Here is the issue:
I had started to work on an "auto-tune" facility for Crafty's parallel search. There are some tunable parameters such as how close to the depth=0 nodes I will allow a split (the farther out you go, the more splits you do, but there is less work for each processor to do, so overhead goes up with respect to actual search work done). I had found a fairly reasonable number that has worked pretty well on every box I have tried, but I had also noticed recently that in some endgames, this number was not very good and I sometimes saw parallel search speed (nps, not speedup) drop drastically in some pathological positions (and without using any EGTBs either).

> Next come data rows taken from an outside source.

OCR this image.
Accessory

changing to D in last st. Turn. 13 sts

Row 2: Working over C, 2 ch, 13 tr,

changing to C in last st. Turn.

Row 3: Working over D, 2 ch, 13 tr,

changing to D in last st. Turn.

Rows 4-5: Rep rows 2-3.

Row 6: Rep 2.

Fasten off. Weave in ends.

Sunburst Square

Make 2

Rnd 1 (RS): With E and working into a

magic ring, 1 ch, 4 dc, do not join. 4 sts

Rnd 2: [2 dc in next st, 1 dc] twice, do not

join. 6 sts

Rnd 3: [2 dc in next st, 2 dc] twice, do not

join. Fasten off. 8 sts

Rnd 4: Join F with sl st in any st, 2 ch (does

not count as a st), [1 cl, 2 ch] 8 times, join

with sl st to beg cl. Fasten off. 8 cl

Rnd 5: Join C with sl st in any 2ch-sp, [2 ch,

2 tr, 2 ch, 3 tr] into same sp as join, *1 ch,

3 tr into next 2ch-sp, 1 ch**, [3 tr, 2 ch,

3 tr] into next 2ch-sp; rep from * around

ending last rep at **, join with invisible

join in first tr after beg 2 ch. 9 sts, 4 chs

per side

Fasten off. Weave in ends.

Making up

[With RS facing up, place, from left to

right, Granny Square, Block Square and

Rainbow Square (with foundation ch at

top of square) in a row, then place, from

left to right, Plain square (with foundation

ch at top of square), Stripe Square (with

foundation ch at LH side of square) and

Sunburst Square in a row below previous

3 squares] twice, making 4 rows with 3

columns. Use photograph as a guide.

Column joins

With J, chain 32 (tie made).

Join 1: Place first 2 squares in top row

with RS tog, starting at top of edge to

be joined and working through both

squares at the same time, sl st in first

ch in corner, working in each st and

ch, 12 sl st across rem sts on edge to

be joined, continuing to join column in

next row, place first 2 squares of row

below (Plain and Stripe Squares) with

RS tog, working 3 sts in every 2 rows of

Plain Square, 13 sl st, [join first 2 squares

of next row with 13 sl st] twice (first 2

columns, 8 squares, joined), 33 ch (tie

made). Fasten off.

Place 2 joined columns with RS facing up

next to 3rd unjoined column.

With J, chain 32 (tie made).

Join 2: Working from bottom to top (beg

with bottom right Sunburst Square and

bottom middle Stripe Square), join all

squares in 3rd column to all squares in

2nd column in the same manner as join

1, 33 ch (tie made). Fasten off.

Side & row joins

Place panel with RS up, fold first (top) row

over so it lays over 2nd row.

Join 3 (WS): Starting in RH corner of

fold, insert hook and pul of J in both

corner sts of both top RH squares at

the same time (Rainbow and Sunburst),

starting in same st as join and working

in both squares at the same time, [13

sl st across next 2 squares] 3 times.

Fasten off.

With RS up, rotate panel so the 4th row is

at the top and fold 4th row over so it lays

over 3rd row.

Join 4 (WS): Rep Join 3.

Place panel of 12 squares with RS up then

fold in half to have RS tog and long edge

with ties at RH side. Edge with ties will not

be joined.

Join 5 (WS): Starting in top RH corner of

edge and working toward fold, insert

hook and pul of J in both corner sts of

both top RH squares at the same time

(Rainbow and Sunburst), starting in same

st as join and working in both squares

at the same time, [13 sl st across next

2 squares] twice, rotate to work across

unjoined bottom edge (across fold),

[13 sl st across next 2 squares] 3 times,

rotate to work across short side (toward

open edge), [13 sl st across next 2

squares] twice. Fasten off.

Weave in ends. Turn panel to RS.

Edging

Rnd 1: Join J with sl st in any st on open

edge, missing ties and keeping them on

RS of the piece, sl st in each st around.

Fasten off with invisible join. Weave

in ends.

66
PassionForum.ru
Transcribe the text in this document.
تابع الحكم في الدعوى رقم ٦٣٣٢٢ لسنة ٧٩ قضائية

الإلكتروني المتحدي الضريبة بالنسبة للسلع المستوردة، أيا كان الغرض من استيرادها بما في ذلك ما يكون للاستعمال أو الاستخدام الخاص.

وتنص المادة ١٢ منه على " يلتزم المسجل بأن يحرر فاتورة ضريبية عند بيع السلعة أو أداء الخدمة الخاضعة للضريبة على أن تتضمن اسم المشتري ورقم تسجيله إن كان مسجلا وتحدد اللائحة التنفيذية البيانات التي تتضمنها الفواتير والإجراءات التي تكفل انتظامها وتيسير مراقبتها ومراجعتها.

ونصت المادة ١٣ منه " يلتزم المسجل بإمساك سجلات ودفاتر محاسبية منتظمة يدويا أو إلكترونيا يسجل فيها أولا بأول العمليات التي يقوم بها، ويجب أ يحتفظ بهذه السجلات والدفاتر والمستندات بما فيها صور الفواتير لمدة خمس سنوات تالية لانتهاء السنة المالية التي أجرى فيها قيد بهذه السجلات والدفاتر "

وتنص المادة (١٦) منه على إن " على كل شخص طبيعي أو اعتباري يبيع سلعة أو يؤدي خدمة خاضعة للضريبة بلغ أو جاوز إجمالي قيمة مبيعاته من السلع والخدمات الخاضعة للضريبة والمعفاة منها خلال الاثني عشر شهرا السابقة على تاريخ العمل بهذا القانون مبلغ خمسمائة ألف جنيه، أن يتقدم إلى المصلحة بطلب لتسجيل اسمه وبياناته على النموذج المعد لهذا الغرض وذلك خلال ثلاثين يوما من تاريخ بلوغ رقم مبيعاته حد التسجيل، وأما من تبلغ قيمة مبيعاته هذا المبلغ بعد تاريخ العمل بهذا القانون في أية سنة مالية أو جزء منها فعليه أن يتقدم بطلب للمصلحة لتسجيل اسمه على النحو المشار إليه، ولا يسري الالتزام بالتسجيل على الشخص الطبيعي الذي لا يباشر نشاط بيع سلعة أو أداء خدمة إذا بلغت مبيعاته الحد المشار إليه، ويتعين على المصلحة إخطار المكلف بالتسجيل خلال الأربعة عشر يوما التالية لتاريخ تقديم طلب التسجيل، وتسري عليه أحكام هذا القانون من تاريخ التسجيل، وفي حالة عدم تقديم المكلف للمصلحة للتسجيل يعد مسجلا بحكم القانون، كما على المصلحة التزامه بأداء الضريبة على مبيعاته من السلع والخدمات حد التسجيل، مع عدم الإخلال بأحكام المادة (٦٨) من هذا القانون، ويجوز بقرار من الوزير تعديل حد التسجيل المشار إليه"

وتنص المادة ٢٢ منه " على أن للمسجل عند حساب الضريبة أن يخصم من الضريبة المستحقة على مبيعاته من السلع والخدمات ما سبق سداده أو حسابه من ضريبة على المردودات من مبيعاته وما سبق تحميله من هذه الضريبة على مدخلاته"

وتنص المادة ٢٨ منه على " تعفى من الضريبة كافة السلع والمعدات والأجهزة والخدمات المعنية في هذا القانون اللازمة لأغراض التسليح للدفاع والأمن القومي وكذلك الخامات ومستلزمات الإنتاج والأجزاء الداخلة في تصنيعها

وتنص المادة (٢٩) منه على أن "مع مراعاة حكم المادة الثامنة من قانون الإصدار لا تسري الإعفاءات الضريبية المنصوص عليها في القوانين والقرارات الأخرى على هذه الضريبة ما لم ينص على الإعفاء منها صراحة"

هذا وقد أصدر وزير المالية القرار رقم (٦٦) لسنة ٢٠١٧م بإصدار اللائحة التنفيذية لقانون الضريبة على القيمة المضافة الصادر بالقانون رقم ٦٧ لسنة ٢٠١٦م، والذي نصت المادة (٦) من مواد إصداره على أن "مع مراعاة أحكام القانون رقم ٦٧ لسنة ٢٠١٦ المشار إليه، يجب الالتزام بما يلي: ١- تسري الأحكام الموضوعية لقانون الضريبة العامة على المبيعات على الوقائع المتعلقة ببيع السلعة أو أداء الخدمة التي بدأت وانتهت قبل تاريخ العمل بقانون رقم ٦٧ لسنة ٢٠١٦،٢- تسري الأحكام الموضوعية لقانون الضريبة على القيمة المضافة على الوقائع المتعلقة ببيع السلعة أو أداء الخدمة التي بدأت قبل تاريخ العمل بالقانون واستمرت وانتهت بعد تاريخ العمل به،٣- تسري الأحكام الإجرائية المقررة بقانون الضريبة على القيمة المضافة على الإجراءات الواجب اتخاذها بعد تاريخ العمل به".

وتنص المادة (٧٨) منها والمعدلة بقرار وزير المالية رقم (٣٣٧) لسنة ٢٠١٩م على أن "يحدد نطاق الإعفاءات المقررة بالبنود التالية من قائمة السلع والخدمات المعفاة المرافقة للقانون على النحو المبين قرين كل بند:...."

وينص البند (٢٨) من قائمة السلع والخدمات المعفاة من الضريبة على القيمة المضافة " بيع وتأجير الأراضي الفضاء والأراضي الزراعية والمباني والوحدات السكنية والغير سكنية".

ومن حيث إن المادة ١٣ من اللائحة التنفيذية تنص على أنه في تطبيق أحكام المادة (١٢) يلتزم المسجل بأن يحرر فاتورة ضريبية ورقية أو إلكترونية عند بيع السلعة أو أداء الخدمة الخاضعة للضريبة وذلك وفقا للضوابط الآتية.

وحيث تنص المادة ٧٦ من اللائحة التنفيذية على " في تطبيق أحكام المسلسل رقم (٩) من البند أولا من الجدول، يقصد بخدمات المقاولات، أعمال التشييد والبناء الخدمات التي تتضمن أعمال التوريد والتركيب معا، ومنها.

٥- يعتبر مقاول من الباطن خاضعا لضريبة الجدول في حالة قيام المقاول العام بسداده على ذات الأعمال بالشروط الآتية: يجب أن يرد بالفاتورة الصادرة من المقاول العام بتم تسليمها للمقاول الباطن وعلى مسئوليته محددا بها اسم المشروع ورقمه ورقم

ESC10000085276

I had originally thought that I might do something like the "bench" command so that one could start crafty on some arbitrary machine, set the max threads to the appropriate value then enter "smptune" and wait for a few minutes. Crafty would vary the tuning parameters and once it found the best ones, would add them to the front of the .craftyrc/crafty.rc file.
However, as I was playing around with code, I needed some positions and I decided to first take two that give my parallel search the most problems due to lots of best move changes, or a very narrow endgame position. And I soon discovered that there was no "one size fits all" for these parameters, so I decided to instead, try to do this "on the fly" so that as the search progresses, it automatically tunes itself so that as it goes toward an endgame, it adjusts the parameters automatically so that the endgame is handled more efficiently.
But I am not having a lot of luck in finding a way to do this that works across a range of machines.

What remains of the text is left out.